Retail diesel benchmark price resumes downward momentum
After 1 increase, latest weekly price picks up earlier trend of declines. The post Retail diesel benchmark price resumes downward momentum appeared first on FreightWaves.

Retail diesel prices declined last week, according to the benchmark number published by the federal government, picking up on a downward trend that had taken a break the prior week.
The Department of Energy/Energy Information Administration average weekly retail diesel price fell 4.9 cents a gallon to $3.487, a drop of 4.9 cents.
It follows a 6 cents per gallon increase for the weekly price posted a week ago. With the latest decline, it resumes a downward trend that had seen the benchmark used for most fuel surcharges fall five consecutive weeks.
From a recent high of $3.715 a gallon on Jan. 20, the price is now down 22.8 cents.

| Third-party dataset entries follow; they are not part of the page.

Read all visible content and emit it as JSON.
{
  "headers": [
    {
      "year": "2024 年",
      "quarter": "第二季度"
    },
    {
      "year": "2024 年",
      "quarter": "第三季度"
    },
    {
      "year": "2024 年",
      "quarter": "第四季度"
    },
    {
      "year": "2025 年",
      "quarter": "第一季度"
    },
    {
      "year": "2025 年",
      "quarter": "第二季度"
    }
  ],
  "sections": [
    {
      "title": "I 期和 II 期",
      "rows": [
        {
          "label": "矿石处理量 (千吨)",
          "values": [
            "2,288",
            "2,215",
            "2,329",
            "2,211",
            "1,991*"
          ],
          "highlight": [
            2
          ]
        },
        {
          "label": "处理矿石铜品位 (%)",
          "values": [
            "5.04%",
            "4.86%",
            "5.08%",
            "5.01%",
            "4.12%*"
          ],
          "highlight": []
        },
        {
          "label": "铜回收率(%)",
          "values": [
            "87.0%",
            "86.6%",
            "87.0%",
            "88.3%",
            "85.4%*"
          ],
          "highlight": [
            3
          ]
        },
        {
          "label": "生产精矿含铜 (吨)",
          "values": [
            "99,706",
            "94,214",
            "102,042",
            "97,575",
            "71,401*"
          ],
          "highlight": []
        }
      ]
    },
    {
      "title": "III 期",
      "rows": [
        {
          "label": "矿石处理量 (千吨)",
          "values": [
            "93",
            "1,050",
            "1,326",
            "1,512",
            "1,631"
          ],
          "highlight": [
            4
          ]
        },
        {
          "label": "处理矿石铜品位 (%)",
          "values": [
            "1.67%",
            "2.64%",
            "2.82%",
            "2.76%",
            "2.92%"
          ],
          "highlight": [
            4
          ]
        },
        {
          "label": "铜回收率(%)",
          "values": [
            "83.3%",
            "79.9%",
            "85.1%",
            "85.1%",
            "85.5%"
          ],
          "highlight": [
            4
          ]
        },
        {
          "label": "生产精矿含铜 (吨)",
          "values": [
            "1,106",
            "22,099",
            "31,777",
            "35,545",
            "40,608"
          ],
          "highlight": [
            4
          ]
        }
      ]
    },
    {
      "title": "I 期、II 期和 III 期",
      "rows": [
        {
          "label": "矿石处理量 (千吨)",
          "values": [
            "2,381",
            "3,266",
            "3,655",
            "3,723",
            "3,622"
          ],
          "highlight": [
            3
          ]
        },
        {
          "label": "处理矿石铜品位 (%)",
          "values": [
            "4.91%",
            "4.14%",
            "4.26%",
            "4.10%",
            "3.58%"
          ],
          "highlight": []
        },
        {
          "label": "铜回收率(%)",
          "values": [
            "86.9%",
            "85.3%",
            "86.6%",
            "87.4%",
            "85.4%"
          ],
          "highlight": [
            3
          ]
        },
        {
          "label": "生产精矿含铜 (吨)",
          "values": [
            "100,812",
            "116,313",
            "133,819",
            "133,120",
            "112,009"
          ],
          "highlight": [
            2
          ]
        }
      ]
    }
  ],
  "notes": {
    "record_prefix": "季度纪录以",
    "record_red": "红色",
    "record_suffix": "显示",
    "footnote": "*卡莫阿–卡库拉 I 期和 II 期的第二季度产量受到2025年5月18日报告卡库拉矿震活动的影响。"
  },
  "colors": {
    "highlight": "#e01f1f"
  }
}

Ultra low sulfur diesel on the CME has dropped sharply the past two weeks. On May 14, it settled at $2.2061 a gallon. The settlement Tuesday was $2.0794, a decline of 12.67 cents. Oil markets rebounded Wednesday, with ULSD settling at $2.0881 a gallon.
That fall between May 14 and Tuesday was 5.7%. But Brent crude, the world benchmark, declined only 3% during that time.
In his weekly commentary, energy economist Philip Verleger, who has always viewed diesel as a leading indicator of not just oil markets but of economic activity, says data coming out of the diesel market is pointing toward a slowdown in economic activity.
Under a headline that referred to data on distillate consumption – diesel is a distillate and makes up about 90% of the EIA data under distillate – Verleger writes that the numbers are the “canary in the coal mine.”
He said weekly data on U.S. distillate consumption through the week ending May 16 showed a 600,000-barrel-per-day decline from a mid-February peak, which he says is extremely large by historical standards.
Verleger found a similar, disquieting decline: the period between August and November 2008, as the Great Recession was tightening its grip on the U.S.
He said some of the decline could be because earlier numbers were skewed by imports being pulled forward due to avoidance of potential tariffs. But it is not just that, according to Verleger. It also reflects “the ongoing reduction in investment activity that is not yet reflected in forecasts.”
Citing the 2008 data, Verleger said, “the drop in distillate use corresponded to the decline in real GDP.”
“Thus, we suspect the current drop in use, particularly since the beginning of March, warns of a slowdown in investment that will be reported later in 2025 and in 2026,” he wrote in the report. “This decrease will also feed back into the GDP calculations.”
Oil markets in recent weeks have been reacting not just to macroeconomic concerns driven by tariff uncertainty. They also are moving lower on the determination by OPEC+ to unwind its organization’s production cutbacks, with more than 400,000 barrels per day scheduled to come back online in June.
Additionally, OPEC+ ministers are scheduled to meet virtually this weekend and affirm another increase of that magnitude to go into effect in July.